Delayed Treatment (Mixed Dentition Phase)
Delayed secondary bone grafting in the mixed dentition phase (between 7 and 10 years of age) after initial cleft lip and palate closure is considered the more accepted time period for bone grafting of alveolar defects. Bone grafting should be completed prior to eruption of the permanent canine through the cleft site so that appropriate support for the erupting teeth around the cleft is present. In addition to providing support for the erupting teeth, the bone graft will also provide additional support for the alar base and pyriform aperture as well as minimize perialveolar fistula development. Delaying the bone grafting until the mixed dentition phase allows for increased maxillary growth in both the transverse and horizontal planes. Numerous studies have demonstrated the advantages of delayed secondary alveolar bone grafting both from an occlusal and periodontal standpoint.
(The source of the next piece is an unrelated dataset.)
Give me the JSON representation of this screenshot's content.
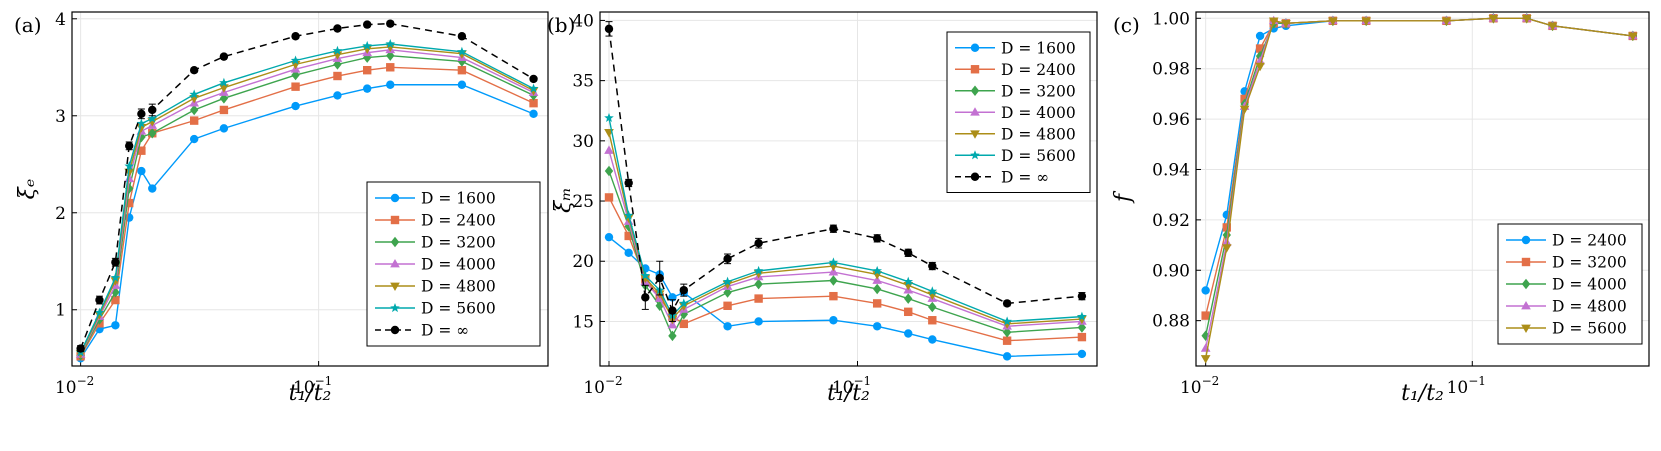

In the mixed dentition phase the goal of orthodontic care is to align the maxillary arch in preparation for the bone graft. This usually involves expansion of the arch in a transverse diameter and results in opening up the alveolar cleft to some degree. A lingual expansion device, such as a quadhelix, is most often used ( Fig. 87-3 ). Meticulous dental care addresses treatment of any periodontal disease and/or extraction of any aberrant teeth to prepare the cleft site for bone grafting. Significant periodontal disease at the time of bone grafting can result in postoperative infection, further resulting in loss of the graft.
Surgical Technique for Bone Grafting
Several donor sites are available for obtaining bone for grafting into the alveolar cleft, including rib, cranial bone, mandibular symphysis, and iliac crest. The iliac crest is the most widely used for harvesting cancellous bone, which has been shown to have the greatest viability when grafted into alveolar cleft defects. The iliac crest also has adequate volume to harvest for either a unilateral or bilateral alveolar cleft. The cranium can also provide adequate bone for an alveolar cleft and can be readily harvested with the use of a Hudson brace. The mandibular symphysis can provide adequate bone for grafting but usually only in small amounts.
The authors’ choice is to use cancellous bone from the iliac crest. Iliac crest cancellous bone can be harvested either by splitting the cartilaginous cap and removing the cancellous bone with curettes or by using a bone harvester ( Figs. 87-4 and 87-5 ). Once adequate bone is harvested, the alveolar cleft site is prepared for grafting. Complete exposure of the alveolar cleft deformity, whether unilateral or bilateral, is obtained by elevation of labial and palatal flaps. Separation of the nasal and oral mucosa is necessary so that the nasal lining can be closed. Once the nasal lining has been completely closed, the cancellous bone can be packed into the entire cleft defect. The labial and palatal flaps can then be advanced and closed over the bone graft ( Fig. 87-6 ). The elevation of the labial and palatal flaps is the most difficult part of the surgical procedure and requires meticulous dissection, because there is often previously scarred and somewhat friable tissue along the cleft.